Wenn der Meeresspiegel, z. B. infolge des Klimawandels steigt, wird das die Höhe der Zugspitze allerdings nicht verändern. Denn die Höhenmessung ist vom tatsächlichen Wasserstand des Meeres abgekoppelt. Ausschlaggebend ist der historische Wasserstand aus den Jahren 1683/84 in Amsterdam. In Deutschland liegt der Ausgangspunkt des Höhen-Messnetzes in Wallenhorst in Niedersachsen, nur wenige Kilometer entfernt von der Grenze zu NRW. An der Neuen St.-Alexander-Kirche ist eine Messmarke angebracht.  Sie liegt exakt 68 Meter über dem Nullniveau des historischen Amsterdamer Pegels. Steigt das Wasser, z.

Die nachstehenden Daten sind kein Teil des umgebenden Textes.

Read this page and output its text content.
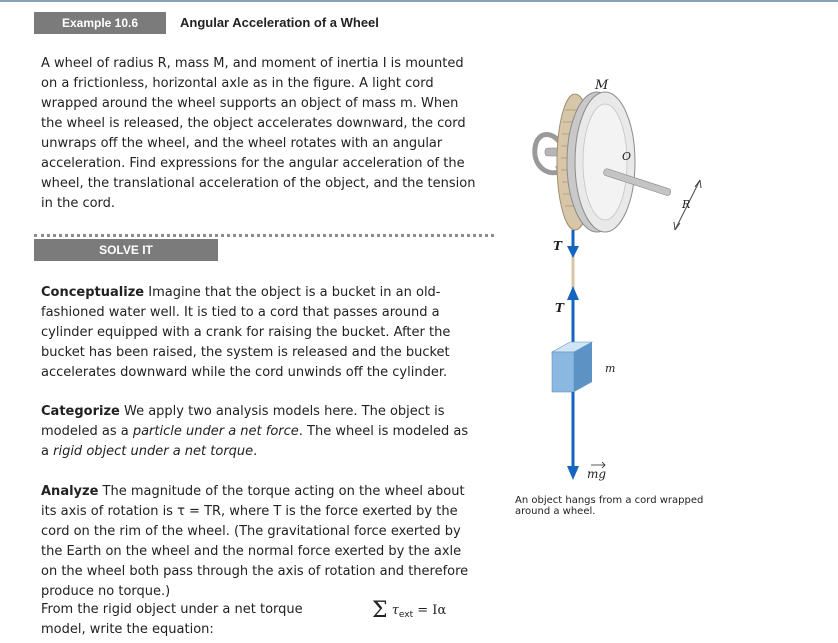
Example 10.6	Angular Acceleration of a Wheel
A wheel of radius R, mass M, and moment of inertia I is mounted on a frictionless, horizontal axle as in the figure. A light cord wrapped around the wheel supports an object of mass m. When the wheel is released, the object accelerates downward, the cord unwraps off the wheel, and the wheel rotates with an angular acceleration. Find expressions for the angular acceleration of the wheel, the translational acceleration of the object, and the tension in the cord.
SOLVE IT
Conceptualize Imagine that the object is a bucket in an old-fashioned water well. It is tied to a cord that passes around a cylinder equipped with a crank for raising the bucket. After the bucket has been raised, the system is released and the bucket accelerates downward while the cord unwinds off the cylinder.
Categorize We apply two analysis models here. The object is modeled as a particle under a net force. The wheel is modeled as a rigid object under a net torque.
Analyze The magnitude of the torque acting on the wheel about its axis of rotation is τ = TR, where T is the force exerted by the cord on the rim of the wheel. (The gravitational force exerted by the Earth on the wheel and the normal force exerted by the axle on the wheel both pass through the axis of rotation and therefore produce no torque.)
From the rigid object under a net torque model, write the equation:
Σ $\tau_{ext} = I\alpha$
O
M
R
T
T
m
mg
An object hangs from a cord wrapped around a wheel.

B. in der Nordsee, dann kann es also passieren, dass ein Ort, der heute 0,5 Meter über NHN liegt, in hundert Jahren überflutet ist und unter dem Meeresspiegel liegt, sofern ihn kein Deich schützt.

Voll auf der Höhe

Zwischen 2006 und 2012 wurden die Höhen in ganz Deutschland neu vermessen. Aus den gemessenen Daten berechnet unter anderem die nordrhein-westfälische  Landesvermessung, GeoBasis NRW, ein Netz aus exakten Höhendaten. Auf diese Informationen greifen Planer und Ingenieure z. B. für Bauvorhaben zurück. Die Neuvermessung hat gezeigt, dass die Eifel sich im Jahr um rund einen Millimeter hebt. Das Ruhrgebiet senkt sich dagegen ab - entlang der alten ausgebeuteten Kohleflöze.

Abgesackt

Nicht nur weite Teile Nordrhein-Westfalens sind in Bewegung. Auch Amsterdam hält sein Niveau nicht. Die Stadt senkt sich, weil sie auf einem Moorboden steht, der mit der Zeit in sich zusammen sackt. Deswegen wurde die Messmarke des Amsterdamer Normalnull möglichst fest in tiefer gelegenen Sandschichten verankert. Außerdem wird die Marke regelmäßig angepasst, zuletzt 1988 und 2007. Auf diese Weise befindet sich die Messmarke auf derselben Höhe wie im 17. Jahrhundert.